3. Hukuk Genel Kurulunca dosyadaki belgeler incelendikten sonra gereği görüşüldü:
I. İNCELEME SÜRECİ
Borçlu İstemi:
4. Borçlu vekili şikâyet dilekçesinde; ipoteğin paraya çevrilmesi yolu ile takipte Ergene ilçesi, 454 ada, 14 parselde kayıtlı bir bodrum, bir zemin katlı prefabrik fabrika binası ve arsası nitelikli taşınmazın alacaklıya alacağına mahsuben ihale edildiğini, ancak İcra ve İflas Kanunu’nun (İİK) 150/e maddesi gereğince süresi içinde satış istenmediğinden takibin düştüğünü, düşmüş olan takipte satış istenemeyeceğini, taşınmaz satışının KDV’den istisna olmasına rağmen %18KDV uygulanmasının ihaleye katılımı azalttığını, ipoteğin kapsamı dışındaki malların da satıldığını, fabrika binası içindeki menkul malların kiracı K. Dayanıklı Tüketim Malları San. Tic.
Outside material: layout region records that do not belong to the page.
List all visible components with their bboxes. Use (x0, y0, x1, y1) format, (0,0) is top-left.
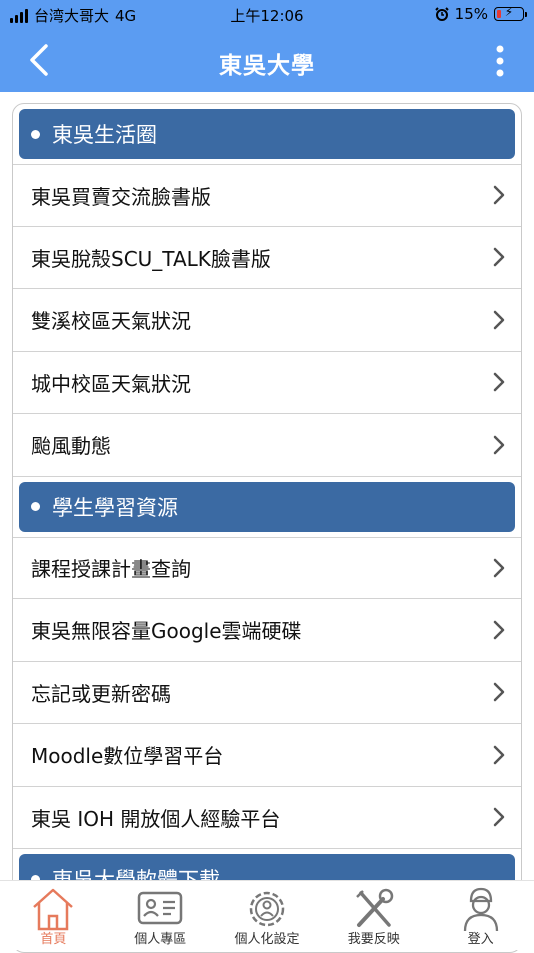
chevron-right-icon (493, 248, 505, 267)
tab-feedback[interactable]: 我要反映 (320, 881, 427, 950)
status-right: 15% ⚡ (434, 5, 527, 23)
list-item-label: 東吳無限容量Google雲端硬碟 (31, 619, 302, 644)
tab-label: 個人化設定 (234, 932, 300, 947)
list-item-chengzhong-weather[interactable]: 城中校區天氣狀況 (13, 352, 521, 414)
list-item-label: 東吳脫殼SCU_TALK臉書版 (31, 246, 271, 271)
page-title: 東吳大學 (219, 53, 315, 79)
tab-label: 個人專區 (134, 932, 187, 947)
charging-icon: ⚡ (504, 5, 514, 19)
bottom-tab-bar: 首頁 個人專區 個人化設定 我要反映 登入 (0, 880, 534, 950)
list-item-course-syllabus[interactable]: 課程授課計畫查詢 (13, 536, 521, 599)
chevron-right-icon (493, 558, 505, 577)
battery-percent: 15% (454, 5, 488, 23)
chevron-right-icon (493, 683, 505, 702)
chevron-right-icon (493, 435, 505, 454)
list-item-scu-talk-fb[interactable]: 東吳脫殼SCU_TALK臉書版 (13, 227, 521, 289)
tab-home[interactable]: 首頁 (0, 881, 107, 950)
bullet-icon (31, 129, 40, 139)
section-header-life: 東吳生活圈 (19, 109, 515, 159)
menu-list: 東吳生活圈 東吳買賣交流臉書版 東吳脫殼SCU_TALK臉書版 雙溪校區天氣狀況… (12, 103, 522, 953)
gear-person-icon (249, 891, 285, 927)
user-icon (463, 887, 498, 932)
list-item-label: 城中校區天氣狀況 (31, 371, 191, 396)
chevron-right-icon (493, 808, 505, 827)
list-item-label: 颱風動態 (31, 434, 111, 459)
chevron-right-icon (493, 745, 505, 764)
list-item-password[interactable]: 忘記或更新密碼 (13, 662, 521, 724)
list-item-label: 雙溪校區天氣狀況 (31, 309, 191, 334)
home-icon (33, 888, 74, 931)
tab-label: 登入 (467, 932, 494, 947)
tab-label: 首頁 (40, 932, 67, 947)
section-title: 學生學習資源 (52, 495, 178, 520)
list-item-google-drive[interactable]: 東吳無限容量Google雲端硬碟 (13, 599, 521, 662)
list-item-label: 東吳買賣交流臉書版 (31, 184, 211, 209)
chevron-right-icon (493, 620, 505, 639)
battery-icon: ⚡ (494, 5, 527, 21)
section-header-learning: 學生學習資源 (19, 481, 515, 532)
list-item-label: 東吳 IOH 開放個人經驗平台 (31, 806, 281, 831)
chevron-right-icon (493, 310, 505, 329)
list-item-label: 忘記或更新密碼 (31, 681, 171, 706)
tab-login[interactable]: 登入 (427, 881, 534, 950)
list-item-label: 課程授課計畫查詢 (31, 557, 191, 582)
alarm-icon (434, 7, 449, 21)
list-item-moodle[interactable]: Moodle數位學習平台 (13, 724, 521, 787)
list-item-marketplace-fb[interactable]: 東吳買賣交流臉書版 (13, 164, 521, 227)
list-item-shuangxi-weather[interactable]: 雙溪校區天氣狀況 (13, 289, 521, 352)
bullet-icon (31, 502, 40, 511)
more-menu-button[interactable] (490, 42, 510, 82)
app-header: 台湾大哥大 4G 上午12:06 15% ⚡ 東吳大學 (0, 0, 534, 92)
list-item-label: Moodle數位學習平台 (31, 744, 224, 769)
list-item-typhoon[interactable]: 颱風動態 (13, 414, 521, 477)
nav-bar: 東吳大學 (0, 30, 534, 92)
tab-personal-area[interactable]: 個人專區 (107, 881, 214, 950)
id-card-icon (137, 891, 183, 925)
chevron-right-icon (493, 373, 505, 392)
tab-personalization[interactable]: 個人化設定 (214, 881, 321, 950)
section-title: 東吳生活圈 (52, 123, 157, 147)
chevron-right-icon (493, 186, 505, 205)
list-item-ioh[interactable]: 東吳 IOH 開放個人經驗平台 (13, 787, 521, 849)
tools-icon (355, 888, 394, 927)
tab-label: 我要反映 (347, 932, 400, 947)
status-bar: 台湾大哥大 4G 上午12:06 15% ⚡ (0, 0, 534, 30)
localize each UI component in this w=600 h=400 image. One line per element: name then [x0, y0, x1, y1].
Ltd. Şti.’ne ait olduğunu, menkul malların ipoteğe dahil olmadığı hâlde ihaleye konu edilmesinin talebi azalttığını, taşınmazın organize sanayi bölgesinde olması sebebiyle satış ilanında “…ihaleye katılacakların aşağıda belirtilen taahhütnameyi ve içeriğinin kabul edildiğine dair … Organize Sanayi Bölgesi Yönetim Kurulu Başkanlığı’na taahhütte bulunması gerektiği…” şeklinde şart bulunmasına rağmen dosya içeriğinde alıcının böyle bir belgeyi organize sanayi bölgesi müdürlüğüne sunduğuna ve onay aldığına dair bir yazı bulunmadığını, satış ilanının organize sanayi bölgesinde de ilan edilmesi gerektiğini ileri sürerek ihalenin feshine karar verilmesini talep etmiştir.
Alacaklı Cevabı:
5. Alacaklı vekili cevap dilekçesinde; süresinde yapılan satış talebinin usule ve yasaya uygun olduğunu ve satış avansının da yatırıldığını, diğer şikâyetlerin de yerinde olmadığını belirterek şikâyetin reddini savunmuştur.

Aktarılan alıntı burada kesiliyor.